More to the point, he offered little reason to hope that his second-year policies would be more constructive. The president spent the past year attacking America’s democratic institutions and splitting the “American family”. His concern for building “one team” has not stopped him from ramping up deportations or imperiling the future of the “dreamers”, all of whom have played their part on the American team. His desire for bipartisanship has not led him to negotiate with Democrats in good-faith on health care, taxes or immigration. His search for unity did not stop him from taking a gratuitous dig at football players who kneel during the national anthem. As he took a victory lap on the economy, Trump displayed his typical indifference to the truth, claiming he “enacted the biggest tax cuts and reforms in American history”. They are not.

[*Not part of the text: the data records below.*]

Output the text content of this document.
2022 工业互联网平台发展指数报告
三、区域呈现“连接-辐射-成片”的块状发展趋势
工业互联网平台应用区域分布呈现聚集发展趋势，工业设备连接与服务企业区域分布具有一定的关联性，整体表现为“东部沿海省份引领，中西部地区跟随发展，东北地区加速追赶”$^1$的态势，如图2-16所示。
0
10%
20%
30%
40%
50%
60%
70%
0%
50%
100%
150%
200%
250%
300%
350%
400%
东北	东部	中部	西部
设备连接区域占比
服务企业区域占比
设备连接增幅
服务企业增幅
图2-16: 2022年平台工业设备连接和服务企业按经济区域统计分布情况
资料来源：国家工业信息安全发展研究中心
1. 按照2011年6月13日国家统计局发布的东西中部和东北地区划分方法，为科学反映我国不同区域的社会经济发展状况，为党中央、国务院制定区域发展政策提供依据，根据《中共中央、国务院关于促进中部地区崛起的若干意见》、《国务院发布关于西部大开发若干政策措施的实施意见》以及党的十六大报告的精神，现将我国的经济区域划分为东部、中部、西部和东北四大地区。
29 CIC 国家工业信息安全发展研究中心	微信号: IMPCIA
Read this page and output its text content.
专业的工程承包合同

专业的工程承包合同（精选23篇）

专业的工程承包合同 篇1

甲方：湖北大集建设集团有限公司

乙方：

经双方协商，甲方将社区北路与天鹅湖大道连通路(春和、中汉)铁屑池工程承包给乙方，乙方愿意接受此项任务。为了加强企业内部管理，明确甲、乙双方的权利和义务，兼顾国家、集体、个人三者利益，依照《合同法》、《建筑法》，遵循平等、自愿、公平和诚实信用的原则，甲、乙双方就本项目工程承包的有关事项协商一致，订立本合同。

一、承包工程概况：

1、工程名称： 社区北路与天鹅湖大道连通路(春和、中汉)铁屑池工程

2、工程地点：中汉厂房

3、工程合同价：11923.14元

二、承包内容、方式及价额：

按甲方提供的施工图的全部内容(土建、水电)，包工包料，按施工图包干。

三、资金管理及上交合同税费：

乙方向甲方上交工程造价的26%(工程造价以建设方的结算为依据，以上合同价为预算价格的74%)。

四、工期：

Looking forward, Trump showed no sign he would budge from his maximalist demands on immigration. If this is what he considers compromise, he does not understand the concept. The rest of the president’s vision fell short of the agenda the nation’s needs. To his credit, Trump asked Republicans and Democrats to strike a deal to invest $1.5 trillion in national infrastructure, but offered few details. He promised to end “decades of unfair trade deals”. Coming right after the news that the Trans-Pacific Partnership, from which the president removed the US, would continue, but without America, it has never been clearer that Trump’s economic isolationism cedes opportunities to other nations. On health care, Trump offered no plan to fill the gaps he has created in the Obamacare system.
On foreign affairs, Trump took credit for the recapture of most of the territory held by Islamic State, the extension of the US mission in Afghanistan and the recognition of Jerusalem as Israel’s capital. He said he would ask Congress to act on foreign terrorist detainees and aid to other nations, without making clear what new authorities or changes he would seek. Similarly, he talked of a campaign to apply “maximum pressure” to North Korea.
Trump did not mention many of the nation’s biggest threats. The fiscal crisis, worsened by his tax bill, threatens future generations. Economic inequality is high. The world continues to warm. Russia’s meddling poses a threat to US elections. Sadly, the morning after a very long speech, none of that is going to look any different.